SAINT-DOMINGUE.- La Commission de surveillance des infrastructures publiques face au changement climatique s'est rendue sur le mur effondré du viaduc à l'intersection de l'avenue Máximo Gómez et de la rue 27 de Febrero pour examiner les progrès réalisés par les entrepreneurs et s'assurer que les travaux effectués reflètent fidèlement le projet.
Osiris de León, président de la commission susmentionnée, a déclaré que ce que la société exige, c'est que la structure soit capable de répondre adéquatement à des pluies torrentielles, similaires ou pires que les 450 millimètres tombés le 18 novembre de l'année dernière, et de prendre en compte la survenue d'un événement sismique de la même magnitude que celui qui s'est produit à Matancita en 1946.

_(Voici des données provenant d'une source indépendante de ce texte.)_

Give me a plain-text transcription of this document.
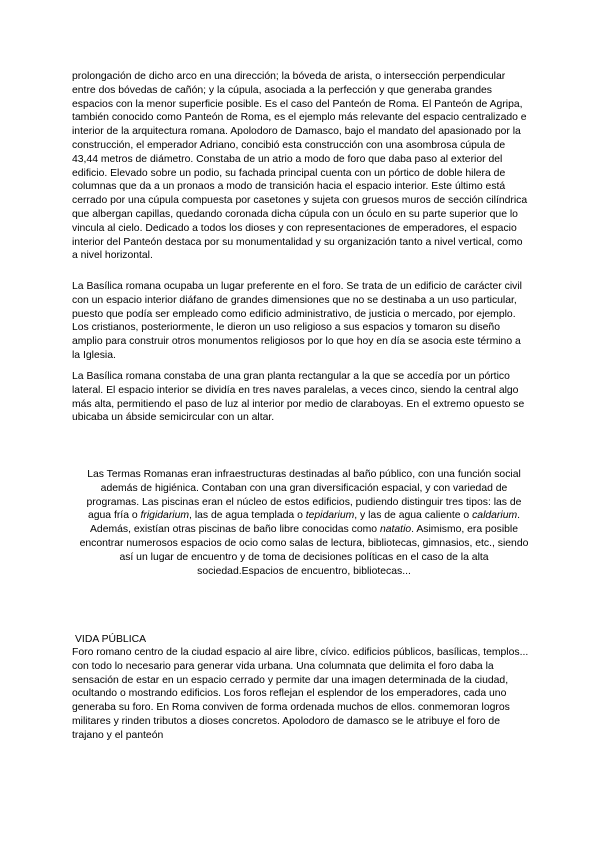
prolongación de dicho arco en una dirección; la bóveda de arista, o intersección perpendicular entre dos bóvedas de cañón; y la cúpula, asociada a la perfección y que generaba grandes espacios con la menor superficie posible. Es el caso del Panteón de Roma. El Panteón de Agripa, también conocido como Panteón de Roma, es el ejemplo más relevante del espacio centralizado e interior de la arquitectura romana. Apolodoro de Damasco, bajo el mandato del apasionado por la construcción, el emperador Adriano, concibió esta construcción con una asombrosa cúpula de 43,44 metros de diámetro. Constaba de un atrio a modo de foro que daba paso al exterior del edificio. Elevado sobre un podio, su fachada principal cuenta con un pórtico de doble hilera de columnas que da a un pronaos a modo de transición hacia el espacio interior. Este último está cerrado por una cúpula compuesta por casetones y sujeta con gruesos muros de sección cilíndrica que albergan capillas, quedando coronada dicha cúpula con un óculo en su parte superior que lo vincula al cielo. Dedicado a todos los dioses y con representaciones de emperadores, el espacio interior del Panteón destaca por su monumentalidad y su organización tanto a nivel vertical, como a nivel horizontal.

La Basílica romana ocupaba un lugar preferente en el foro. Se trata de un edificio de carácter civil con un espacio interior diáfano de grandes dimensiones que no se destinaba a un uso particular, puesto que podía ser empleado como edificio administrativo, de justicia o mercado, por ejemplo. Los cristianos, posteriormente, le dieron un uso religioso a sus espacios y tomaron su diseño amplio para construir otros monumentos religiosos por lo que hoy en día se asocia este término a la Iglesia.

La Basílica romana constaba de una gran planta rectangular a la que se accedía por un pórtico lateral. El espacio interior se dividía en tres naves paralelas, a veces cinco, siendo la central algo más alta, permitiendo el paso de luz al interior por medio de claraboyas. En el extremo opuesto se ubicaba un ábside semicircular con un altar.

Las Termas Romanas eran infraestructuras destinadas al baño público, con una función social además de higiénica. Contaban con una gran diversificación espacial, y con variedad de programas. Las piscinas eran el núcleo de estos edificios, pudiendo distinguir tres tipos: las de agua fría o frigidarium, las de agua templada o tepidarium, y las de agua caliente o caldarium. Además, existían otras piscinas de baño libre conocidas como natatio. Asimismo, era posible encontrar numerosos espacios de ocio como salas de lectura, bibliotecas, gimnasios, etc., siendo así un lugar de encuentro y de toma de decisiones políticas en el caso de la alta sociedad.Espacios de encuentro, bibliotecas...

VIDA PÚBLICA

Foro romano centro de la ciudad espacio al aire libre, cívico. edificios públicos, basílicas, templos... con todo lo necesario para generar vida urbana. Una columnata que delimita el foro daba la sensación de estar en un espacio cerrado y permite dar una imagen determinada de la ciudad, ocultando o mostrando edificios. Los foros reflejan el esplendor de los emperadores, cada uno generaba su foro. En Roma conviven de forma ordenada muchos de ellos. conmemoran logros militares y rinden tributos a dioses concretos. Apolodoro de damasco se le atribuye el foro de trajano y el panteón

« Nous voulons que la société dominicaine retrouve confiance dans les ponts, mais pour cela, les institutions, la Commission et les professionnels doivent tous s'accorder sur le fait que la solution finale est celle que la nation attend, afin que chaque citoyen, en traversant les tunnels, qu'il pleuve des cordes ou non, puisse dire : "Cela ne tombera pas en panne", comme ce fut le cas en 1999 et 2023 », a déclaré De Leon.
Par ailleurs, il a souligné que la Commission avait mené un travail spécifique pour renforcer le plan d'action, citant en exemplela réunion de travail avec le ministre des Travaux publics et des Communications (MOPC), Deligne Ascensión Burgos, et avec des représentants de la législature de l'État de New York, aux États-Unis, dirigés par le député d'origine dominicaine, Adriano Espaillat, et Mme Yudelka Tapia, conseillère municipale du Bronx.
Il a déclaré que la commission des législateurs avait mis à la disposition de l'État dominicain des services de conseil technique et scientifique pour résoudre efficacement le problème de la vulnérabilité des infrastructures au niveau national.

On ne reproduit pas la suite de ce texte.